Kolbe & Kolbe Millwork was sued by a group of homeowners in February 2014 who claimed that the company’s windows, which were covered under a ten-year warranty, leaked water. Kolbe hired United States Fire Insurance Company and Fireman’s Fund Insurance Company to fight the defective-product claims.

The class-action lawsuit’s claims against Kolbe were eventually dismissed, but U.S. Fire Insurance and Fireman’s Fund Insurance sought declarations that they did not have to pay for Kolbe’s defense costs. According to court documents, the insurers claimed that Kolbe’s insurance policies “did not cover the ‘direct’ cost of replacing any faulty windows, because the policies did not cover damage to Kolbe’s own product where, as here, the source of the damage was a problem with that product itself.” They also claimed that “the policies likewise did not apply to any indirect or ‘consequential’ injuries to the plaintiffs’ homes … because each home formed an ‘integrated system’ with Kolbe’s windows—and thus the entire house should be treated as Kolbe’s ‘product’ for insurance‐coverage purposes.”

The district court accepted the first argument but rejected the second, and initially awarded only a partial judgment to the insurance companies.

United States Fire later filed a motion for summary judgment, arguing that a recent Wisconsin Supreme Court decision involving a dietary supplement “absolved the insurers of their duty to defend Kolbe in the underlying suit,” court documents read. The district court granted the motion, and Kolbe appealed that ruling to the Seventh Circuit.

The lawsuit involving the diet supplement claimed that a faulty ingredient in the pills didn’t damage the effectiveness of the pill because it was part of the supplement as a whole. Reflecting that decision, the lower court ruled that Kolbe’s windows were part of a system that included an entire house. Because of that, any water damage to the houses was the same as damage to Kolbe’s products.

In Tuesday’s opinion, the Seventh Circuit court said the district court made a mistake in applying that earlier Wisconsin Supreme Court ruling to Kolbe’s case. In the lawsuit involving the dietary supplement, the plaintiff sought damages because they couldn’t use the final product as a whole because of the inclusion of an incorrect ingredient. In Kolbe’s case, “the homeowners sought compensation for the repair or replacement of individual elements of a larger structure.
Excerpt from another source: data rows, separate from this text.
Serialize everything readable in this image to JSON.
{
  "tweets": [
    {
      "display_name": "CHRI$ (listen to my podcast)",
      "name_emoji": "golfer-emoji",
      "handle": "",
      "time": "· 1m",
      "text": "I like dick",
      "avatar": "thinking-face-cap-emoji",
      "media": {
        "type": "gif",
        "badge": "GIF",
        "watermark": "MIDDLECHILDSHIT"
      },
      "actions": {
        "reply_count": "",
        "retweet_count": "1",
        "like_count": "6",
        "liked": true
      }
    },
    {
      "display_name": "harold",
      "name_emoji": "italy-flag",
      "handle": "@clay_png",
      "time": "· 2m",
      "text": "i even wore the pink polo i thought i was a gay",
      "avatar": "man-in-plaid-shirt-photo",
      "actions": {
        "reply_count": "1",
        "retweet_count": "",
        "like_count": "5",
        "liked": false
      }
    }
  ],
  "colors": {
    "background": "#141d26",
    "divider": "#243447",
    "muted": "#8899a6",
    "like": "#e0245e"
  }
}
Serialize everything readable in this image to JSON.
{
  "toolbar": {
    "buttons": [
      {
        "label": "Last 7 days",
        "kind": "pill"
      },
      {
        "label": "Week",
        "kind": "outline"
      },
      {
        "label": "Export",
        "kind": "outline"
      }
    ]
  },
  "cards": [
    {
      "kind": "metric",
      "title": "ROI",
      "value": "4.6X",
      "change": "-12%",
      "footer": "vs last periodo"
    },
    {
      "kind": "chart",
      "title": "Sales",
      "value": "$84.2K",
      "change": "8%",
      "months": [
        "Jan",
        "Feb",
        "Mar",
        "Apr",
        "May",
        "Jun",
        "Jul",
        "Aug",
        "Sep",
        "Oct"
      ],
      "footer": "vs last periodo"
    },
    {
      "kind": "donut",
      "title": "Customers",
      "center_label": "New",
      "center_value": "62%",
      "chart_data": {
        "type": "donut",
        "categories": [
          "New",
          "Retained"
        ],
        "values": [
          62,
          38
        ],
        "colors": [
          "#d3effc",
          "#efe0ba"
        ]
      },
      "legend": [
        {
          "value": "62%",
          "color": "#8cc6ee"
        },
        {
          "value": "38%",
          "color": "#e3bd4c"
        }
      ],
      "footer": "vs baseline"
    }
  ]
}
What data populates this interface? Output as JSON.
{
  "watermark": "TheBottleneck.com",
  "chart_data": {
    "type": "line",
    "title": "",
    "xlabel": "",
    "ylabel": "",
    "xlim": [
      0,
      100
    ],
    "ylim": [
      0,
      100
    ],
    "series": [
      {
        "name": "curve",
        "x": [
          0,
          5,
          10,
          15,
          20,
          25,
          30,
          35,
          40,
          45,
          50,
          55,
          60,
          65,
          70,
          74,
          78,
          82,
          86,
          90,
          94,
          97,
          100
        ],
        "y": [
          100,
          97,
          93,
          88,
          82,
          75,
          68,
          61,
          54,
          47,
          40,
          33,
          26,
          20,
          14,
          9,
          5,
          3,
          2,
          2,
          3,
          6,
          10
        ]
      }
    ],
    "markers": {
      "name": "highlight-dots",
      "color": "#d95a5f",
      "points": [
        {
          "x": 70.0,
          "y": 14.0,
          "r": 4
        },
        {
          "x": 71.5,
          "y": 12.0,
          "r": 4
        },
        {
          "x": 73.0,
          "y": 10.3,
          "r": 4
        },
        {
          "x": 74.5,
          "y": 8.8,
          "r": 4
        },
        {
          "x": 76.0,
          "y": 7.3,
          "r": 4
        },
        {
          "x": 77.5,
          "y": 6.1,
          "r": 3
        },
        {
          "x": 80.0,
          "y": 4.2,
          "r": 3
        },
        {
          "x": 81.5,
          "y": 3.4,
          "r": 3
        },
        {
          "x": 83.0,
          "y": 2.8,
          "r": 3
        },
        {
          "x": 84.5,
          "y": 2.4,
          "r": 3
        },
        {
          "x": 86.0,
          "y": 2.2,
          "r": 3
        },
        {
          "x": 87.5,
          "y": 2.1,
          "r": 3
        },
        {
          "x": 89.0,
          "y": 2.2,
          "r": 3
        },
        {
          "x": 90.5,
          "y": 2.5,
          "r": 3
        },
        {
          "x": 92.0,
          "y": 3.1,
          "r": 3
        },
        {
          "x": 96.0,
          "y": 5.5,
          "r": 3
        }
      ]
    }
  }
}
This kind of particularized demand was not at issue in (the dietary supplement case),” according to court documents.

“The parties agree that Kolbe’s windows, which Kolbe manufactured, are Kolbe’s ‘goods or products’ under the first part of the definition—so Kolbe’s insurers are not on the hook for the cost of replacing any windows that are defective (or, relatedly, for any losses stemming from replacement operations),” the appeals court ruling reads. “The parties disagree, however, as to whether the walls and other elements of the plaintiffs’ homes constitute Kolbe’s ‘product’ under the second part of the definition, such that coverage for any damage to those materials is likewise extinguished by the exclusion. Kolbe says not, because Kolbe did not ‘furnish’ any of the drywall, wood framing, stucco, or bricks at issue.”